Jerat Fakta | Jakarta, – Dugaan korupsi pada proyek pembangunan Pabrik Jagung di Desa Bea dan Pabrik Padi (Lumbung Padi) di Desa Bente, Kabupaten Muna, Sulawesi Tenggara, resmi dilaporkan ke Korps Tindak Pidana Korupsi (Kortas Tipidkor) Bareskrim Mabes Polri pada Senin, 10 Juni 2025.
Laporan ini disampaikan langsung oleh Hasidi, Koordinator Aliansi Pemuda Anti Korupsi (APAK), yang menyebut pembangunan kedua pabrik itu sarat dengan penyimpangan hukum, manipulasi administrasi, dan dugaan kolusi antara oknum pejabat pemerintah daerah, dinas teknis, dan pihak-pihak tertentu yang mengaku sebagai kelompok tani dan di kelolah secara Ilegal- Pribadi.
“Kami menyerahkan berkas laporan dugaan korupsi proyek pabrik jagung dan pabrik padi kepada Kortas Tipidkor Bareskrim. Ini bukan sekadar laporan tapi bentuk perlawanan terhadap sistem yang coba melanggengkan praktik kotor atas nama pembangunan,” tegas Hasidi di Jakarta Gedung Mabes Polri. Jumat, (13/06/2025).
Pabrik Jagung di Desa Bea dibangun dengan anggaran lebih dari Rp 14 miliar melalui dana PEN (Pemulihan Ekonomi Nasional) pada tahun 2022. Namun, sejak awal pembangunan tersebut dilakukan di atas lahan milik masyarakat tanpa akta hibah, dan bahkan sempat digadaikan. SHP atas nama Pemda baru diterbitkan pada 27 Maret tahun 2025—tiga tahun setelah pembangunan berjalan dan pabrik dikelolah secara pribadi dan beroperasi secara ilegal di bawah pengelolaan Dinas Pertanian Muna.

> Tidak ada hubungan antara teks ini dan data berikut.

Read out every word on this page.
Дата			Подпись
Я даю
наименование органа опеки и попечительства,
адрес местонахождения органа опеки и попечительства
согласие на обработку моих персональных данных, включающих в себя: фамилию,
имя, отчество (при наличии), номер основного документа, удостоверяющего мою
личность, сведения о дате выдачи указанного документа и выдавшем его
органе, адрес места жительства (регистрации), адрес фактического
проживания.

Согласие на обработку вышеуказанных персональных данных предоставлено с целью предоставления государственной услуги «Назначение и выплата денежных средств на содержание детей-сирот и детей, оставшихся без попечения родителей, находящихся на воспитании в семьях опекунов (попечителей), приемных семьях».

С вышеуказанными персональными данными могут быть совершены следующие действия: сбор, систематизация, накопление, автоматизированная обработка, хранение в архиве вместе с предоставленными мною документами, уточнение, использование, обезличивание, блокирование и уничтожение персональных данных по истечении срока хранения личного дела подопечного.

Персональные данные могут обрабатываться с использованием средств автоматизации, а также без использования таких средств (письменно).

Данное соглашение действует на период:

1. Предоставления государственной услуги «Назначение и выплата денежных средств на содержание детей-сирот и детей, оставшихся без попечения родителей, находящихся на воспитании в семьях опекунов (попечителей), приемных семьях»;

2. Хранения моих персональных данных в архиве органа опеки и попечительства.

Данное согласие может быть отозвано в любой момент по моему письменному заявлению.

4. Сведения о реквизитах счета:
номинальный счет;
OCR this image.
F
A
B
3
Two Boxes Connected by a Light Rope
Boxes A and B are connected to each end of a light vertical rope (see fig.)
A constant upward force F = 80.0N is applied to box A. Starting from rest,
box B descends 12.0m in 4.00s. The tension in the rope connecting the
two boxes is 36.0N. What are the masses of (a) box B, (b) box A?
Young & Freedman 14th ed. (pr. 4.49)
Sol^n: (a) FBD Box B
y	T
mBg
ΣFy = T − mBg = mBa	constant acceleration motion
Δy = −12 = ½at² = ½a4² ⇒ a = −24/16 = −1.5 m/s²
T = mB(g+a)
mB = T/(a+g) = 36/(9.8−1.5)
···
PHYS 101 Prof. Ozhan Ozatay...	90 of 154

Sementara itu, pembangunan Pabrik Padi melalui program LPM (Lumbung Pangan Masyarakat) tahun 2022 dengan anggaran yang bersumber dari dana PEN dan DAK, Anggraranya Masih Misterius karena dilakukan Serba senyap dan tertutup dan tidak ada papan nama pabrik yang diduga kuat tidak sesuai dengan persyaratan teknis dan regulasi.
Lahan yang digunakan bukan milik Gapoktan sebagaimana diwajibkan Peraturan Mentri Pertanian Tentang Syarat Pembangunan Pabrik Lumbung Pangan Masayarakat, melainkan milik pribadi La Ode Taba, yang juga menjadi Ketua Poktan yg hanya beranggotakan 3 keluarga inti yaitu Adik kandung, dan istri ketua Laode Taba. Proyek ini terindikasi dikondisikan agar hanya dinikmati dan di kelolah oleh kelompok terbatas, yaitu satu keluraga dan hasil dari pengelolaan ilegal tersebut Di duga setorkan kepada Oknum yg menggagas Proyek Ilegal tersebut.

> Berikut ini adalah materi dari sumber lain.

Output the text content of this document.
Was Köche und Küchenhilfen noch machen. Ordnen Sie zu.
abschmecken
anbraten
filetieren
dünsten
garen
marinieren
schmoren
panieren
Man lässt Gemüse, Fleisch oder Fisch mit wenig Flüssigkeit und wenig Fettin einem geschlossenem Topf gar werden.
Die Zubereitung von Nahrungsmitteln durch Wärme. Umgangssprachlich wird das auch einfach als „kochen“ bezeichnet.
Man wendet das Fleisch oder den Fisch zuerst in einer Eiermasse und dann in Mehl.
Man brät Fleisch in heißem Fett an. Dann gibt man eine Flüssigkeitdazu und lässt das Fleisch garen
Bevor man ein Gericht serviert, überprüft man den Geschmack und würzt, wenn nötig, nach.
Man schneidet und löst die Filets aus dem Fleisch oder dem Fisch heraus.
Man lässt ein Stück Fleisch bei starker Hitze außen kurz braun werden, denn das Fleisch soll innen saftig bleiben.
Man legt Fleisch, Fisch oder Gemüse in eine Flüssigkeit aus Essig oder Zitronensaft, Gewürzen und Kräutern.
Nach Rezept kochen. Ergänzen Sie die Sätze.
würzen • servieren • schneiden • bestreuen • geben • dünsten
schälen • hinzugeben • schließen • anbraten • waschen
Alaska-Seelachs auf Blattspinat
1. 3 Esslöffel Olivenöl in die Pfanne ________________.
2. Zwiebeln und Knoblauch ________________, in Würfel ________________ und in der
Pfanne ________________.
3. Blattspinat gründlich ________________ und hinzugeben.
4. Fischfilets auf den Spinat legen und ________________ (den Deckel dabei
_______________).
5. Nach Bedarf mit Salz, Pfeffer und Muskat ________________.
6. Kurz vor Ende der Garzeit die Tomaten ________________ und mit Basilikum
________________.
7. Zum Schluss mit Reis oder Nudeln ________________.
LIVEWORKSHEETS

“Kedua proyek ini terindikasi kuat menjadi modus bancakan anggaran berkedok program ketahanan pangan. Ada pelanggaran serius, mulai dari status lahan, akta hibah, sampai pengelolaan yang dilakukan secara pribadi dan ilegal demi meraup keuntungan Pribadi dan terbukti pabrik tersebut hingga saat ini tidak jelas status hukumnya dan di kelolah secra terus menerus tampa ada aturan dan tidak menghhasilkan PAD Nol Rupiah selama 3 tahun. “tambah Hasidi.
Lanjut” Hasidi, Menyaangkan Sikap Aparat Penegak Hukum diantaranya pihak polres muna dan Kejaksaan negri muna, mereka malah mendukung dan mengapresiasi ekstensi pengelolaan pabrik yang bermasalah tersebut, Harusnya mereka tindak tegas tapi ini malah diapresisi dan di dukung. Kami menduga ada sesuatu yang tersembunyi dalam kasus ini, olehnya itu kami minta Bareskrim Mabes Polri untuk turun tangan Mengusut kasus pabrik ini.
Pelaporan ke Mabes Polri ini merupakan bagian dari langkah lebih besar masyarakat sipil untuk mengembalikan akuntabilitas pembangunan berbasis dana publik.
“Kami percaya jika pusat tidak turun tangan, maka korupsi model begini akan terus terjadi, merusak kepercayaan publik dan mengorbankan rakyat kecil,” pungkas Hasidi.